Simons Foundation Lectures are free public colloquia related to basic science and mathematics. These high-level talks are intended for professors, students, postdocs and business professionals, but interested people from the metropolitan area are welcome as well.
Fundamental gaps remain in our understanding of animal brains, especially so for human brains, in comparison with other organ systems in the body. This is evident from our limited mechanistic understanding of neuropsychiatric disorders and the difficulty in developing therapies, despite decades of intensive research. One of these gaps is our very partial knowledge of the circuit architecture of brains, even in the best studied model organisms.
A frequently mentioned reason for this gap is the complexity of the circuitry: the astronomical numbers of neurons and synapses are often cited in this context. However, although brains are complex, this complexity is not entirely disorganized – classical neuroanatomical studies exhibit the existence of an intermediate, “mesoscopic” level of organization, as can be seen from classical neuroanatomical atlases which exhibit brain nuclei, layered structures, and organized projection patterns. Although the whole brain circuit architecture is more tractable at this mesoscopic scale, our knowledge of it also remains incomplete. Reasons for this are partly technical (the large volumes of data involved, which have only been recently become possible to store and process, the focus on slice physiology which precludes the study of many long range circuits, etc). Background theoretical attitudes also play a role (a “chemical soup” theory of brain function, exclusive focus on mechanisms of synaptic plasticity, or an exclusive focus on hypothesized core operational units such as “canonical microcircuits” in cortex). All these ideas are useful, however a deeper understanding of the whole brain circuit architecture may be necessary to provide context for, and integrate, these different perspectives. A move towards a circuit dysregulation based (rather than a “chemical soup” imbalance based) view is already evident in the conceptual understanding of neuropsychiatric disorders.
We have argued for the need and feasibility of determining brain-wide circuit architecture, starting with the mouse and eventually in multiple model organisms chosen to suitably span the phylogenetic tree. This talk will present some historical and theoretical background, and a description of ongoing experimental work as well as intermediate results. Ideas about how to fruitfully analyze whole brain data sets will also be presented.
While not directly related to this talk, Dr. Mitra’s basic approach to quantitative neuroscience research can be found in the first four chapters of Observed Brain Dynamics
About the Speaker:
Partha Mitra is the head of the Mitra Lab at Cold Spring Harbor Laboratory. Mitra and his fellow lab members combine theoretical, computational and experimental approaches to understand biological complexity.
The lab’s goal is to obtain conceptual breakthroughs into how brains work. Despite extensive research, we are still far from a comprehensive understanding of how the nervous system gives rise to the behavioral complexities, cognition and affect. We do not yet know what precisely goes wrong in human brains in most major neuropsychiatric disorders, and therapeutic advances remain slow. Part of the difficulty arises from the complexity of the systems involved: neurobiological phenomena have to be studied at the molecular/cellular level, neural circuit level, behavioral as well as social levels, and in multiple species. Given this complexity, there remain large empirical gaps in our knowledge that can only be filled in experimentally. However, an equally important problem is that of integrating the information thus obtained.

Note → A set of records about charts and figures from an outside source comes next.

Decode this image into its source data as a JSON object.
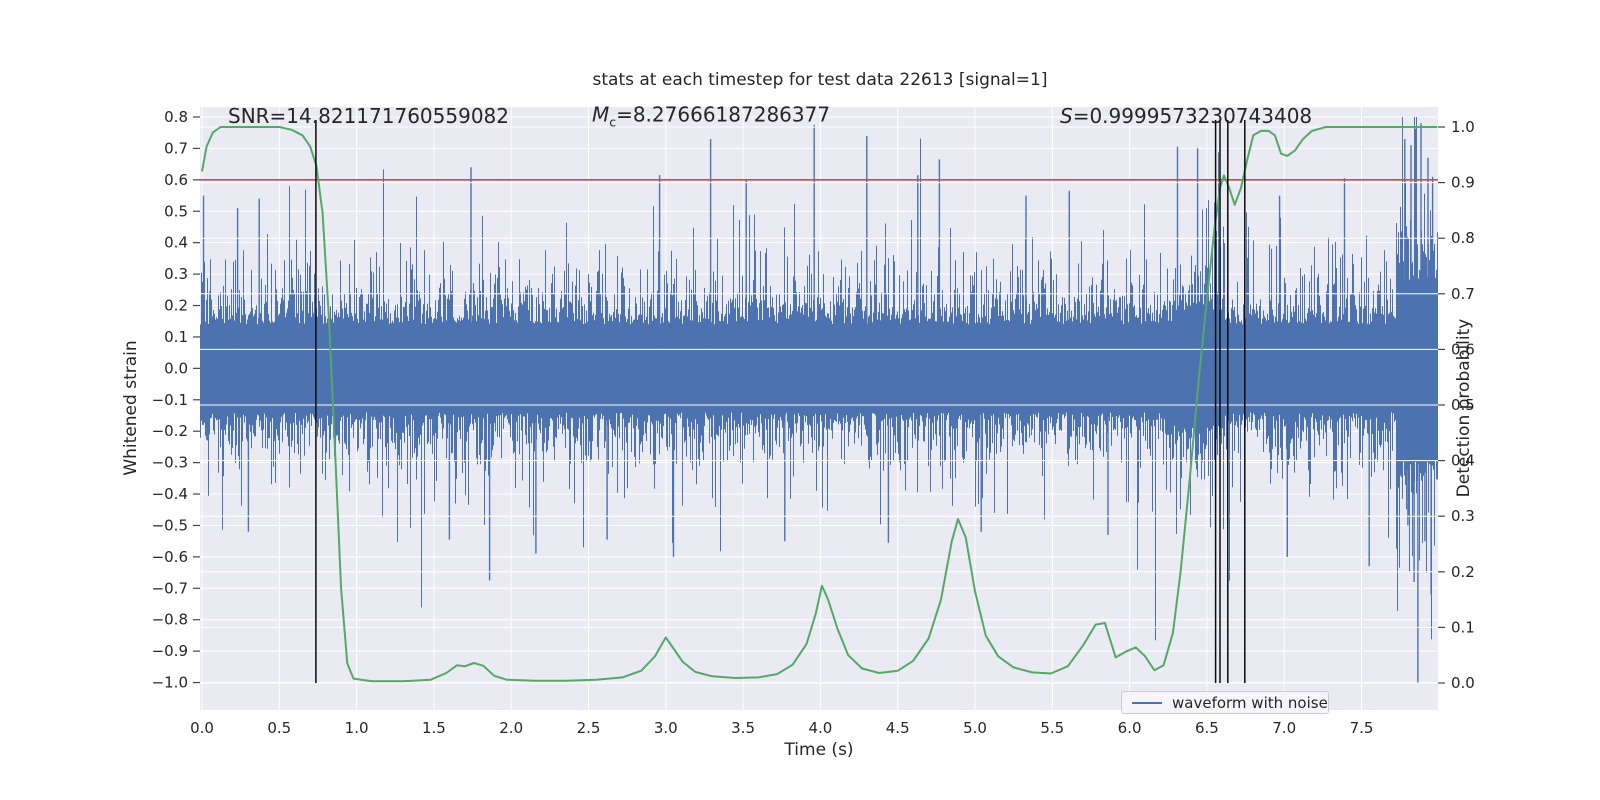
{
  "chart_data": {
    "type": "line",
    "title": "stats at each timestep for test data 22613 [signal=1]",
    "xlabel": "Time (s)",
    "ylabel_left": "Whitened strain",
    "ylabel_right": "Detection probability",
    "xlim": [
      0.0,
      8.0
    ],
    "ylim_left": [
      -1.087,
      0.832
    ],
    "ylim_right": [
      -0.05,
      1.05
    ],
    "grid": true,
    "x_ticks": [
      0.0,
      0.5,
      1.0,
      1.5,
      2.0,
      2.5,
      3.0,
      3.5,
      4.0,
      4.5,
      5.0,
      5.5,
      6.0,
      6.5,
      7.0,
      7.5
    ],
    "y_ticks_left": [
      0.8,
      0.7,
      0.6,
      0.5,
      0.4,
      0.3,
      0.2,
      0.1,
      0.0,
      -0.1,
      -0.2,
      -0.3,
      -0.4,
      -0.5,
      -0.6,
      -0.7,
      -0.8,
      -0.9,
      -1.0
    ],
    "y_ticks_right": [
      1.0,
      0.9,
      0.8,
      0.7,
      0.6,
      0.5,
      0.4,
      0.3,
      0.2,
      0.1,
      0.0
    ],
    "annotations": {
      "SNR": 14.821171760559082,
      "Mc": 8.27666187286377,
      "S": 0.9999573230743408
    },
    "annotations_text": {
      "snr": "SNR=14.821171760559082",
      "mc_main": "M",
      "mc_sub": "c",
      "mc_rest": "=8.27666187286377",
      "s_main": "S",
      "s_rest": "=0.9999573230743408"
    },
    "threshold_line": {
      "axis": "left",
      "value": 0.6,
      "right_axis_value": 0.9,
      "color": "#c44e52"
    },
    "event_vlines": {
      "times_s": [
        0.737,
        6.556,
        6.585,
        6.635,
        6.745
      ],
      "color": "#0c0c0c"
    },
    "legend": {
      "label": "waveform with noise",
      "position": "lower right"
    },
    "series": [
      {
        "name": "waveform with noise",
        "kind": "noise",
        "axis": "left",
        "color": "#4c72b0",
        "core_amplitude": 0.14,
        "tail_scale": 0.08,
        "seed": 22613,
        "signal_region_boost": {
          "t0": 6.28,
          "t1": 6.62,
          "gain": 1.3
        },
        "end_burst": {
          "t0": 7.72,
          "gain": 2.0
        },
        "spikes_up": [
          [
            0.01,
            0.55
          ],
          [
            0.23,
            0.51
          ],
          [
            0.37,
            0.54
          ],
          [
            1.74,
            0.64
          ],
          [
            2.96,
            0.615
          ],
          [
            3.29,
            0.73
          ],
          [
            3.52,
            0.6
          ],
          [
            3.96,
            0.775
          ],
          [
            4.3,
            0.74
          ],
          [
            4.63,
            0.615
          ],
          [
            4.77,
            0.665
          ],
          [
            5.33,
            0.55
          ],
          [
            5.61,
            0.565
          ],
          [
            6.31,
            0.705
          ],
          [
            6.44,
            0.7
          ],
          [
            6.97,
            0.55
          ],
          [
            7.39,
            0.605
          ],
          [
            7.78,
            0.73
          ],
          [
            7.82,
            0.71
          ],
          [
            7.885,
            0.78
          ],
          [
            7.93,
            0.67
          ],
          [
            7.96,
            0.61
          ]
        ],
        "spikes_down": [
          [
            0.3,
            -0.52
          ],
          [
            1.6,
            -0.545
          ],
          [
            1.86,
            -0.675
          ],
          [
            2.16,
            -0.59
          ],
          [
            2.62,
            -0.545
          ],
          [
            3.05,
            -0.6
          ],
          [
            3.77,
            -0.55
          ],
          [
            4.44,
            -0.555
          ],
          [
            5.04,
            -0.52
          ],
          [
            5.86,
            -0.53
          ],
          [
            7.02,
            -0.6
          ],
          [
            7.55,
            -0.63
          ],
          [
            7.8,
            -0.5
          ],
          [
            7.84,
            -0.68
          ],
          [
            7.865,
            -1.0
          ],
          [
            7.91,
            -0.55
          ],
          [
            7.95,
            -0.72
          ]
        ]
      },
      {
        "name": "detection probability",
        "kind": "line",
        "axis": "right",
        "color": "#55a868",
        "points": [
          [
            0.0,
            0.92
          ],
          [
            0.03,
            0.965
          ],
          [
            0.07,
            0.99
          ],
          [
            0.12,
            1.0
          ],
          [
            0.5,
            1.0
          ],
          [
            0.58,
            0.995
          ],
          [
            0.65,
            0.985
          ],
          [
            0.7,
            0.965
          ],
          [
            0.74,
            0.93
          ],
          [
            0.78,
            0.845
          ],
          [
            0.82,
            0.66
          ],
          [
            0.86,
            0.42
          ],
          [
            0.9,
            0.17
          ],
          [
            0.94,
            0.035
          ],
          [
            0.98,
            0.008
          ],
          [
            1.1,
            0.003
          ],
          [
            1.3,
            0.003
          ],
          [
            1.48,
            0.006
          ],
          [
            1.58,
            0.018
          ],
          [
            1.65,
            0.032
          ],
          [
            1.7,
            0.03
          ],
          [
            1.76,
            0.036
          ],
          [
            1.82,
            0.031
          ],
          [
            1.89,
            0.013
          ],
          [
            1.97,
            0.006
          ],
          [
            2.15,
            0.004
          ],
          [
            2.35,
            0.004
          ],
          [
            2.55,
            0.006
          ],
          [
            2.72,
            0.01
          ],
          [
            2.84,
            0.022
          ],
          [
            2.93,
            0.048
          ],
          [
            3.0,
            0.082
          ],
          [
            3.05,
            0.062
          ],
          [
            3.11,
            0.038
          ],
          [
            3.19,
            0.02
          ],
          [
            3.3,
            0.012
          ],
          [
            3.45,
            0.009
          ],
          [
            3.6,
            0.01
          ],
          [
            3.72,
            0.016
          ],
          [
            3.82,
            0.033
          ],
          [
            3.91,
            0.07
          ],
          [
            3.97,
            0.125
          ],
          [
            4.01,
            0.175
          ],
          [
            4.05,
            0.15
          ],
          [
            4.11,
            0.098
          ],
          [
            4.18,
            0.05
          ],
          [
            4.27,
            0.026
          ],
          [
            4.38,
            0.018
          ],
          [
            4.5,
            0.022
          ],
          [
            4.6,
            0.04
          ],
          [
            4.7,
            0.08
          ],
          [
            4.78,
            0.15
          ],
          [
            4.85,
            0.255
          ],
          [
            4.89,
            0.295
          ],
          [
            4.94,
            0.262
          ],
          [
            5.0,
            0.165
          ],
          [
            5.07,
            0.085
          ],
          [
            5.15,
            0.048
          ],
          [
            5.25,
            0.028
          ],
          [
            5.37,
            0.019
          ],
          [
            5.49,
            0.017
          ],
          [
            5.6,
            0.03
          ],
          [
            5.7,
            0.068
          ],
          [
            5.78,
            0.105
          ],
          [
            5.84,
            0.108
          ],
          [
            5.91,
            0.046
          ],
          [
            5.98,
            0.057
          ],
          [
            6.04,
            0.064
          ],
          [
            6.1,
            0.048
          ],
          [
            6.16,
            0.023
          ],
          [
            6.22,
            0.032
          ],
          [
            6.28,
            0.09
          ],
          [
            6.33,
            0.2
          ],
          [
            6.39,
            0.37
          ],
          [
            6.45,
            0.555
          ],
          [
            6.51,
            0.715
          ],
          [
            6.55,
            0.82
          ],
          [
            6.585,
            0.89
          ],
          [
            6.61,
            0.913
          ],
          [
            6.645,
            0.89
          ],
          [
            6.68,
            0.86
          ],
          [
            6.72,
            0.89
          ],
          [
            6.76,
            0.94
          ],
          [
            6.8,
            0.985
          ],
          [
            6.85,
            0.993
          ],
          [
            6.9,
            0.993
          ],
          [
            6.94,
            0.985
          ],
          [
            6.98,
            0.952
          ],
          [
            7.02,
            0.948
          ],
          [
            7.07,
            0.958
          ],
          [
            7.12,
            0.978
          ],
          [
            7.18,
            0.993
          ],
          [
            7.27,
            1.0
          ],
          [
            7.6,
            1.0
          ],
          [
            7.99,
            1.0
          ]
        ]
      }
    ],
    "colors": {
      "axes_background": "#eaeaf2",
      "grid": "#ffffff",
      "text": "#262626",
      "noise_blue": "#4c72b0",
      "probability_green": "#55a868",
      "threshold_red": "#c44e52",
      "vline_black": "#0c0c0c"
    }
  }
}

Previous work in the laboratory was largely theoretical and computational in nature, and focused on analyzing behavioral and electrophysiological measurements in a number of model organisms. Currently, the laboratory is focused on the Brain Architecture Project. The basic premise of this project is that, while great advances have been made at the individual neuron and microcircuit levels, there is a large gap at the whole-brain level of analysis of neural circuitry. The Mouse Brain Architecture Project seeks to fill this gap experimentally, by systematically mapping the whole brain meso-circuit of the mouse brain, and simultaneously addressing the computational and theoretical questions that arise.